The men were dressed in the church whites (clothes), and were given a copy of the Niue New Testament bible. Mothers, wives, and families of the soldiers stood at the Alofi Wharf, watching the ship head off into the horizon.
I wonder what it was like for those families standing on the cliffside watching their men go to war. What was it like for those men, looking back at their families, watching their island grow smaller and smaller in the distance.
Niuean soldiers while in training at Auckland's Narrow Neck Camp. Photo/Sir George Grey Special Collections, Auckland Libraries, reference: 7-A14272.
Legacy
There were several beautiful stories told in the documentary that after 100 years have lived on for these 150 soldiers' descendants to tell. They might have gone to a war that wasn’t there’s to fight, they might have died for a cause they didn’t know - but their legacy of courage has lasted lifetimes.
When I think of war, I think of my great-great grandfather Private Mitikele, who was one of 150 brave young men that had the courage to fight for our freedom. I think of his grandson, my grandfather Ikimaga Manukuo, who would champion Mitikele every year on Anzac Day services.

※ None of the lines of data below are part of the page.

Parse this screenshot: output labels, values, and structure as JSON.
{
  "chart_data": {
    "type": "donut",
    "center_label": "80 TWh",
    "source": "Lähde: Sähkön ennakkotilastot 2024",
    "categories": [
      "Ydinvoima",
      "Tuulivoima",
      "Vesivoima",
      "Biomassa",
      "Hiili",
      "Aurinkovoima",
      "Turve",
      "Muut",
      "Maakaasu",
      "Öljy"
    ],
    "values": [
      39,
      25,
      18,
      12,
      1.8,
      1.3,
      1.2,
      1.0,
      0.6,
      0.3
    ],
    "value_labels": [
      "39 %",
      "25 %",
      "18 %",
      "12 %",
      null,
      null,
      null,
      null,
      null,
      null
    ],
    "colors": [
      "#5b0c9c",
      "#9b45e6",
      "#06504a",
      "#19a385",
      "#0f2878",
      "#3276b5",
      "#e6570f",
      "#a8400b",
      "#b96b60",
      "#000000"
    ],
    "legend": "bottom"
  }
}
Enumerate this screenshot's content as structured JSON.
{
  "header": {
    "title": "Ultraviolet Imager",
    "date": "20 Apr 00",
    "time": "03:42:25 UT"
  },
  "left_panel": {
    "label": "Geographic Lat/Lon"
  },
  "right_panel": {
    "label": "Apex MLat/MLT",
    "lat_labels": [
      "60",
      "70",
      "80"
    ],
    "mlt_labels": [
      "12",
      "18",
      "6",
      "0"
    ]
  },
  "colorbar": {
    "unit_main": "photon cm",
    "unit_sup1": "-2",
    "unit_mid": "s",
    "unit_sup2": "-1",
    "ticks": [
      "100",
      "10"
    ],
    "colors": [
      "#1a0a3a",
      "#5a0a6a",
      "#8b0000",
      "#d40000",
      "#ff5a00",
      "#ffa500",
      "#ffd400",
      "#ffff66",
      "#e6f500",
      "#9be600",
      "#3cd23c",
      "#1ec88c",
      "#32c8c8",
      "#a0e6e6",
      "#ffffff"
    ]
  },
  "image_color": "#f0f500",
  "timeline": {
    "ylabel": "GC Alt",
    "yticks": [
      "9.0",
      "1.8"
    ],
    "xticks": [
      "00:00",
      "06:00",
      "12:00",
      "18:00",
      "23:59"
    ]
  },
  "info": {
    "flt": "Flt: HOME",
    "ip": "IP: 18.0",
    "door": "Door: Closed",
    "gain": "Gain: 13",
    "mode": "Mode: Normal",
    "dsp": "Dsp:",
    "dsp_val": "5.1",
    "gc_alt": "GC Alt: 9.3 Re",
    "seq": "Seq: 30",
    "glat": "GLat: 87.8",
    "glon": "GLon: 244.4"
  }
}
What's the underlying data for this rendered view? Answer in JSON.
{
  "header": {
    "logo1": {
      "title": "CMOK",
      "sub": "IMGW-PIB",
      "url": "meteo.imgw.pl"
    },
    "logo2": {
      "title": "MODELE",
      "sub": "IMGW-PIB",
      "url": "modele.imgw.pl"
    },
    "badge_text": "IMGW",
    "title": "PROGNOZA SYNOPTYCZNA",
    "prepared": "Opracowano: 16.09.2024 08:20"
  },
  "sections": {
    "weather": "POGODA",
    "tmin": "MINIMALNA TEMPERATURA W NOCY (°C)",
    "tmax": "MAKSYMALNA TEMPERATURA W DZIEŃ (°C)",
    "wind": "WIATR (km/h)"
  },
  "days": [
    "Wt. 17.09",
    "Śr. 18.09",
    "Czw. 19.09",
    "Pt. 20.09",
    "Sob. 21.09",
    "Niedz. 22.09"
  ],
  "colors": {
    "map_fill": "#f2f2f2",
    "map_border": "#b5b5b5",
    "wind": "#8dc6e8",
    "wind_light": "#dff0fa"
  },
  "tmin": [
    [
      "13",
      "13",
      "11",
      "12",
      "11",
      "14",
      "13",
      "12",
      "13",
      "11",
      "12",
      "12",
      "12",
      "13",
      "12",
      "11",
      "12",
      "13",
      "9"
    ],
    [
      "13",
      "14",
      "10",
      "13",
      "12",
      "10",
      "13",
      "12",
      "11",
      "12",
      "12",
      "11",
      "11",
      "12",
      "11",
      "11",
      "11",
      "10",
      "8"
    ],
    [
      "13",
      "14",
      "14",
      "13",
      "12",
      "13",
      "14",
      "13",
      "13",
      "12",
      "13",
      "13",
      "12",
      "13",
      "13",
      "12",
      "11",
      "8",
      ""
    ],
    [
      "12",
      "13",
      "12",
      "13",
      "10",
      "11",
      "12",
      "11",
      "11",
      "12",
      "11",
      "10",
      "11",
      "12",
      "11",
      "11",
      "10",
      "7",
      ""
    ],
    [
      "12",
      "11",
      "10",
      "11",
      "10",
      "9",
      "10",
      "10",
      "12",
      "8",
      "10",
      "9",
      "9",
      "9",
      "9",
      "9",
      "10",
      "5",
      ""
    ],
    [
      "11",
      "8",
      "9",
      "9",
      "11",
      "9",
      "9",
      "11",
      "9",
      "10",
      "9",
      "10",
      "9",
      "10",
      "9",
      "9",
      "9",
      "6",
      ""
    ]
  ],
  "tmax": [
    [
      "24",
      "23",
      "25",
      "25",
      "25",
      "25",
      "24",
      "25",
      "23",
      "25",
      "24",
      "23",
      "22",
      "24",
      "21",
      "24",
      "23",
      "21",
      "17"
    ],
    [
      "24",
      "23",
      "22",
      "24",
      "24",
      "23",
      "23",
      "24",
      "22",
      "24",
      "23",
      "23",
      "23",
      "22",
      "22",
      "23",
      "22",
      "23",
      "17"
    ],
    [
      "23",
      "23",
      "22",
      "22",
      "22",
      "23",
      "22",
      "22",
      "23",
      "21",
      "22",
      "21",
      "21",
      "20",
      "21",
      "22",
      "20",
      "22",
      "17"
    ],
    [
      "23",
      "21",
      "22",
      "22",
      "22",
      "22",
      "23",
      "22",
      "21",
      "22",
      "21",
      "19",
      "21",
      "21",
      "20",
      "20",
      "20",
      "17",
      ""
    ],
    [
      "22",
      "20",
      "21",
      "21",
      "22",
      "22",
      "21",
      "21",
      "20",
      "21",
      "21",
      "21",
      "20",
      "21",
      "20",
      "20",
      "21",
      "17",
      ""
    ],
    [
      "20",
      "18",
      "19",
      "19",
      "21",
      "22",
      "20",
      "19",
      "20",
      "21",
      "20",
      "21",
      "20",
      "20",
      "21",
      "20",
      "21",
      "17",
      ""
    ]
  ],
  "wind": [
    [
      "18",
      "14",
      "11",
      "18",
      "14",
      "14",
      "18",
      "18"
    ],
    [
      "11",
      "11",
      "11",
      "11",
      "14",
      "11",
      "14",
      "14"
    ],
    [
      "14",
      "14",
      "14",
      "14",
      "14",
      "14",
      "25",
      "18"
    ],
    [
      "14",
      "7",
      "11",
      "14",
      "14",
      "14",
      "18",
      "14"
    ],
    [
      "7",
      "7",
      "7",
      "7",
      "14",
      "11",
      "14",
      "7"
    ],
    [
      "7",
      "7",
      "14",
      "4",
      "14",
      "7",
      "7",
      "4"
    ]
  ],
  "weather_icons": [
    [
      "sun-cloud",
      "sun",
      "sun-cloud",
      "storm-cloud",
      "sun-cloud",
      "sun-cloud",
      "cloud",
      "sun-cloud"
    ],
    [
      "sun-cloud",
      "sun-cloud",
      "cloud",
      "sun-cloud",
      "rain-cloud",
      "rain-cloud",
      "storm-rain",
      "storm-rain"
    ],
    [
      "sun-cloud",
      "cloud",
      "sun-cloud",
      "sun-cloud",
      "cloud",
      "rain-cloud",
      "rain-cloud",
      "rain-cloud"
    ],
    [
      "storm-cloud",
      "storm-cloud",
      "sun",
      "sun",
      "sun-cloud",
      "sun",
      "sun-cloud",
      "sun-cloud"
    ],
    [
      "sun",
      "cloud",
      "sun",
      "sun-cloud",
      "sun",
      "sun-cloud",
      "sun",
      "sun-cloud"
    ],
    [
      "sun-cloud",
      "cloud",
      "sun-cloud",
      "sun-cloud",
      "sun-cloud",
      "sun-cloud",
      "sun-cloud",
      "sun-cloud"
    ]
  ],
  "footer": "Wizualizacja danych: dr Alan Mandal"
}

I think of Mitikele’s mother, my great-great-great grandmother who, upon hearing the news of her son's death, renamed herself “Ikipito” the transliteration of “Egypt” in honour of Mitikele’s final resting place.
Being involved in this beautiful re-telling of the stories of our tupuna, I feel humbled to have felt a glimpse of the world my tupuna lived.
It’s been 108 years since he passed, and while he is buried 17,000 kilometers away from Niue, the stories and memories of Mitikele and the 150 Niue soldiers who went to WW1 still live on and inspire us in the here and now.